Pour le Saint-Siège, c’est « un impératif humanitaire » et « un premier pas vers la réconciliation ». Il demande aussi que la reconstruction commence immédiatement.
Voici notre traduction intégrale de l’original en anglais.
Anita Bourdin
Intervention de Mgr Tomasi à Genève
Monsieur le Secrétaire général,
1. Des représentants de la population syrienne et de la communauté internationale se réunissent aujourd’hui à cette conférence Genève II pour faire des décisions concrètes en direction d’un avenir de paix pour le peuple syrien et le Moyen Orient. Devant la souffrance indescriptible du peuple syrien, un sens de la solidarité et de la responsabilité commune nous pousse à nous engager dans un dialogue fondé sur l’honnêteté, la confiance mutuelle, et des décisions concrètes. Le dialogue est la seule voie pour avancer. Il n’y a pas de solution militaire à la crise syrienne. Le Saint-Siège est convaincu que la violence ne mène nulle part sinon à la mort, à la destruction et à l’absence d’avenir.
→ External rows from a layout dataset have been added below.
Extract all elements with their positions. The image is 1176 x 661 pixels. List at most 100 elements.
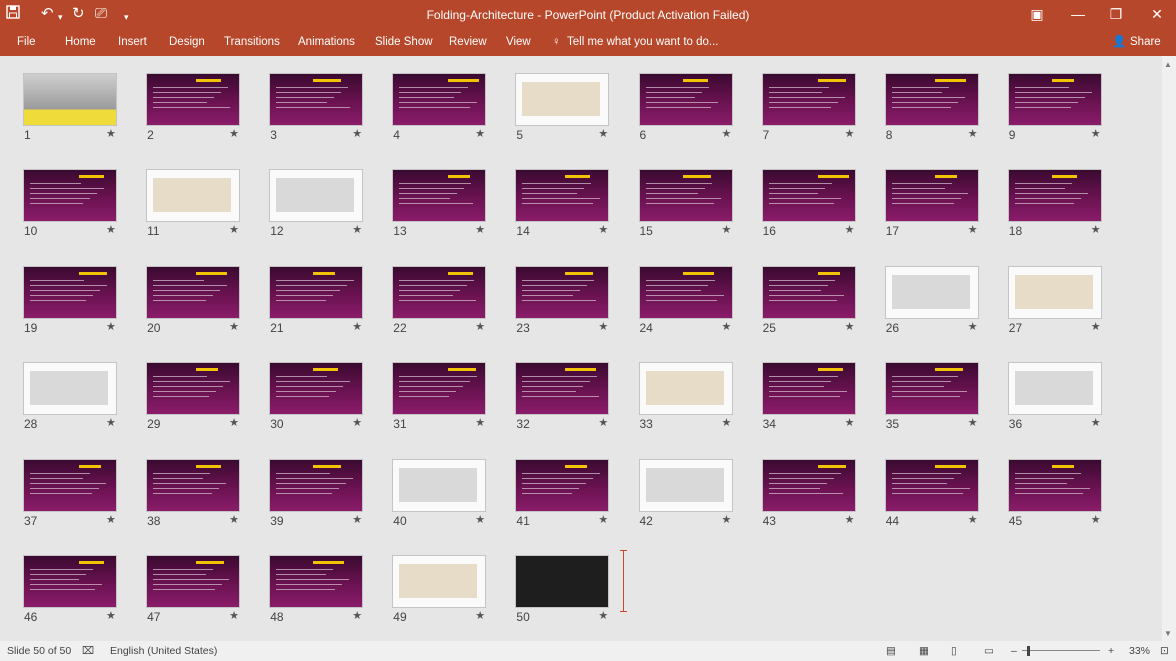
slide-thumbnail[interactable]: 21 ★: [269, 265, 381, 338]
slide-preview[interactable]: [23, 265, 117, 319]
slide-thumbnail[interactable]: 2 ★: [146, 73, 258, 145]
slide-thumbnail[interactable]: 15 ★: [638, 169, 751, 241]
slide-thumbnail[interactable]: 8 ★: [884, 73, 997, 145]
slide-thumbnail[interactable]: 40 ★: [392, 458, 504, 531]
animation-star-icon[interactable]: ★: [229, 320, 239, 333]
slide-thumbnail[interactable]: 49 ★: [392, 555, 504, 627]
animation-star-icon[interactable]: ★: [722, 416, 732, 429]
animation-star-icon[interactable]: ★: [968, 513, 978, 526]
share-icon[interactable]: 👤: [1112, 34, 1126, 50]
slide-thumbnail[interactable]: 48 ★: [269, 555, 381, 627]
scroll-up-icon[interactable]: ▲: [1164, 60, 1172, 69]
tab-design[interactable]: Design: [169, 34, 205, 50]
animation-star-icon[interactable]: ★: [968, 320, 978, 333]
slide-thumbnail[interactable]: 31 ★: [392, 362, 504, 434]
slide-thumbnail[interactable]: 23 ★: [515, 265, 627, 338]
animation-star-icon[interactable]: ★: [598, 416, 608, 429]
animation-star-icon[interactable]: ★: [229, 223, 239, 236]
slide-preview[interactable]: [269, 458, 364, 512]
slide-preview[interactable]: [761, 73, 856, 126]
slide-sorter-view-icon[interactable]: ▦: [919, 645, 929, 657]
vertical-scrollbar[interactable]: ▲ ▼: [1162, 56, 1176, 641]
slide-thumbnail[interactable]: 3 ★: [269, 73, 381, 145]
slide-preview[interactable]: [884, 265, 979, 319]
slide-thumbnail[interactable]: 35 ★: [884, 362, 997, 434]
tab-review[interactable]: Review: [449, 34, 487, 50]
animation-star-icon[interactable]: ★: [106, 223, 116, 236]
slide-preview[interactable]: [23, 169, 117, 223]
slideshow-view-icon[interactable]: ▭: [984, 645, 994, 657]
slide-preview[interactable]: [392, 458, 487, 512]
slide-preview[interactable]: [269, 169, 364, 223]
slide-thumbnail[interactable]: 42 ★: [638, 458, 751, 531]
slide-thumbnail[interactable]: 18 ★: [1007, 169, 1120, 241]
animation-star-icon[interactable]: ★: [845, 127, 855, 140]
animation-star-icon[interactable]: ★: [229, 513, 239, 526]
slide-preview[interactable]: [515, 362, 610, 416]
animation-star-icon[interactable]: ★: [598, 609, 608, 622]
slide-preview[interactable]: [638, 362, 733, 416]
slide-preview[interactable]: [515, 458, 610, 512]
slide-thumbnail[interactable]: 46 ★: [23, 555, 135, 627]
slide-thumbnail[interactable]: 4 ★: [392, 73, 504, 145]
slide-thumbnail[interactable]: 10 ★: [23, 169, 135, 241]
slide-thumbnail[interactable]: 45 ★: [1007, 458, 1120, 531]
slide-preview[interactable]: [515, 169, 610, 223]
slide-thumbnail[interactable]: 28 ★: [23, 362, 135, 434]
animation-star-icon[interactable]: ★: [968, 127, 978, 140]
animation-star-icon[interactable]: ★: [1091, 223, 1101, 236]
slide-preview[interactable]: [392, 362, 487, 416]
slide-counter[interactable]: Slide 50 of 50: [7, 645, 71, 657]
maximize-icon[interactable]: ❐: [1106, 5, 1126, 23]
animation-star-icon[interactable]: ★: [968, 416, 978, 429]
slide-preview[interactable]: [269, 265, 364, 319]
slide-preview[interactable]: [884, 73, 979, 126]
zoom-out-button[interactable]: –: [1011, 645, 1017, 657]
animation-star-icon[interactable]: ★: [845, 513, 855, 526]
slide-preview[interactable]: [884, 169, 979, 223]
tab-slide-show[interactable]: Slide Show: [375, 34, 433, 50]
slide-preview[interactable]: [638, 265, 733, 319]
share-button[interactable]: Share: [1130, 34, 1161, 50]
fit-to-window-icon[interactable]: ⊡: [1160, 645, 1169, 657]
slide-thumbnail[interactable]: 41 ★: [515, 458, 627, 531]
slide-thumbnail[interactable]: 34 ★: [761, 362, 874, 434]
animation-star-icon[interactable]: ★: [598, 513, 608, 526]
slide-preview[interactable]: [1007, 362, 1102, 416]
slide-thumbnail[interactable]: 9 ★: [1007, 73, 1120, 145]
slide-thumbnail[interactable]: 32 ★: [515, 362, 627, 434]
slide-thumbnail[interactable]: 43 ★: [761, 458, 874, 531]
slide-preview[interactable]: [761, 458, 856, 512]
animation-star-icon[interactable]: ★: [845, 223, 855, 236]
slide-preview[interactable]: [761, 169, 856, 223]
slide-preview[interactable]: [515, 265, 610, 319]
slide-preview[interactable]: [269, 73, 364, 126]
slide-thumbnail[interactable]: 24 ★: [638, 265, 751, 338]
slide-preview[interactable]: [392, 73, 487, 126]
slide-preview[interactable]: [1007, 458, 1102, 512]
zoom-level[interactable]: 33%: [1129, 645, 1150, 657]
tab-file[interactable]: File: [17, 34, 36, 50]
slide-preview[interactable]: [23, 73, 117, 126]
animation-star-icon[interactable]: ★: [229, 416, 239, 429]
animation-star-icon[interactable]: ★: [106, 609, 116, 622]
animation-star-icon[interactable]: ★: [598, 223, 608, 236]
slide-preview[interactable]: [23, 555, 117, 608]
language-indicator[interactable]: English (United States): [110, 645, 217, 657]
animation-star-icon[interactable]: ★: [722, 223, 732, 236]
slide-preview[interactable]: [392, 169, 487, 223]
slide-thumbnail[interactable]: 27 ★: [1007, 265, 1120, 338]
slide-preview[interactable]: [269, 555, 364, 608]
slide-preview[interactable]: [392, 265, 487, 319]
slide-preview[interactable]: [638, 169, 733, 223]
slide-preview[interactable]: [146, 169, 241, 223]
slide-preview[interactable]: [761, 265, 856, 319]
animation-star-icon[interactable]: ★: [352, 609, 362, 622]
tab-animations[interactable]: Animations: [298, 34, 355, 50]
zoom-in-button[interactable]: +: [1108, 645, 1114, 657]
animation-star-icon[interactable]: ★: [1091, 320, 1101, 333]
slide-preview[interactable]: [1007, 265, 1102, 319]
slide-preview[interactable]: [146, 265, 241, 319]
slide-preview[interactable]: [638, 458, 733, 512]
slide-thumbnail[interactable]: 6 ★: [638, 73, 751, 145]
2. Ma délégation est heureuse de contribuer à ce processus critique, en soi il est le signe d’une volonté politique qui donne la priorité aux négociations sur les armes, au peuple sur un pouvoir extrême. C’est pour cela que tous les responsables religieux, en particulier, ont ensemble cette conviction que la violence doit s’arrêter parce que trop de souffrance a été infligée à tout le peuple de Syrie et à toute la région. Des rencontres récentes de représentants religieux de différentes confessions ont confirmé à nouveau cette approche constructive fondée sur l’égale dignité de chaque personne créée à l’image de Dieu et ouverte aux autres.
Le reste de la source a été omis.